Pleasantville

“But we had no plan. We never spoke. So who was she waiting for?”

 

 

Jay turns, looking at the corkboard. Below Alicia’s picture is a map of the Pleasantville neighborhood and nearby Clinton Park, torn out of an old Key Map of Houston in Jay’s office. Jay stares at it, zooming in on a detail he hadn’t noticed before, a tiny blue M at the corner of Guinevere and Ledwicke.

 

“That’s a bus stop!”

 

“It’s probably unmarked,” Neal says. “Metro hasn’t been out to replace the signs in Pleasantville in years. It came up in one of our town halls.”

 

“That’s the problem with eyewitness testimony. What Mrs. Johnson thought she saw set the tone for the investigation, the assumption that she was waiting for someone when she might have been waiting for a bus ride home.”

 

Turning back to the easel, he flips to the next clean white page on the oversize pad of paper. He starts a list of witnesses they’ll need to interview ahead of trial. Magnus Carr. He adds the name Elma Johnson and leaves a blank space for any other neighbors they might find; Maxine and Mitchell Robicheaux; and the architect of Wolcott’s campaign, Reese Parker, who probably designed the flyers herself. They’ll start at the top, heading out to Pleasantville this afternoon. Neal stares at the board, frowning. He stabs the cigarette into the base of a cream-colored teacup. From the other end of the conference room, Eddie Mae looks up from the box of files in front of her. “For the devil of me, Jay, I can’t seem to find Mr.
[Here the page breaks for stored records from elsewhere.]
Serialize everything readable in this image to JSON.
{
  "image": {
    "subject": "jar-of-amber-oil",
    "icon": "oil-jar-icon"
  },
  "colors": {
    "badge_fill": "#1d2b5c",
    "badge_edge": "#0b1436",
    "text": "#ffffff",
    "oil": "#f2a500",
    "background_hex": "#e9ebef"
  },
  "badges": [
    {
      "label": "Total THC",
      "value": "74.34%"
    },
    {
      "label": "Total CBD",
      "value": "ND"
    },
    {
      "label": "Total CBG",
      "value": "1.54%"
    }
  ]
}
Carr’s file,” she says. “Some of the C’s aren’t even in here.” She waves Rolly toward another stack of boxes at the back of the conference room, directing him to lift and carry them down to her end of the table. She ferrets through the boxes, going through the hanging files, one by one. “These files are all mixed up, Jay. They’re not in any kind of order.”

 

“You’re not seriously talking about putting Reese Parker on the witness stand?” Neal nods toward Jay’s list, his hands balled into fists in his pockets. “If we go in there making this about politics, we could end up turning the jury off.”

 

“Wolcott made it political,” Lon says. “We’re just pointing it out.”

 

“It’s important to get it in,” Jay says. “The flyers, the lying, it sets up in the jurors’ minds their inclination toward playing in the dirt, that they’re willing to engineer a murder trial to gain advantage. It’s a seed we have to plant, that these guys are fucking around, wasting the court’s time with weak evidence.”

 

“Not to mention letting a real killer walk free,” Rolly mutters. In his low-slung Levi’s and a BIG EASY BLUES FEST T-shirt, he’s lifting boxes for Eddie Mae. Flustered and perspiring lightly across her forehead, Eddie Mae is pulling out folders, trying to make sense of what happened to her filing system.

 

Lon sits up, dropping two legs of her chair to the floor. “They’re messing with a city election. I thought that was the whole point of what we’re doing.”

 

“The whole point is to keep me out of jail,” Neal says acidly.

 

He’s the client, he reminds them.

 

It’s his life on the line. And he wants a clean defense strategy, low risk.

 

“We’ll put A.G. on the stand,” he says. “He’ll tell them I was with him.”

 

“And if he doesn’t?” Jay says. “I mean, if he doesn’t show.”

 

“He will,” Neal says. Adding softly, desperately, “He’s got to.”

 

He appears, over the past few weeks, to have changed his mind about his father’s trustworthiness, to be so uncomfortable about, or downright afraid of, going after Reese Parker that he’s placed his chances at victory in the hands of Allan George Hathorne; it’s a boyish faith, a longing for a father that Jay understands, but is no less wary of. This plan of putting Parker, Wolcott’s whole campaign, on trial, “Sam thinks it’s a bad idea,” Neal says, sounding to Jay less confident than he’s straining to appear. There is another looming presence in the room, tugging at Neal’s sleeve. He may as well have pulled up a chair for Sam at the table.

 

“This isn’t Sam’s case,” Jay reminds him.

 

“No, it’s mine,” Neal says, his voice hardened. He tells of his utmost respect for his grandfather’s wisdom, his faith in a man who has done so much for folks in this city, who has sacrificed so much for Neal in particular, and how profoundly grateful he is for his grandfather’s love. “And I agree with Sam.”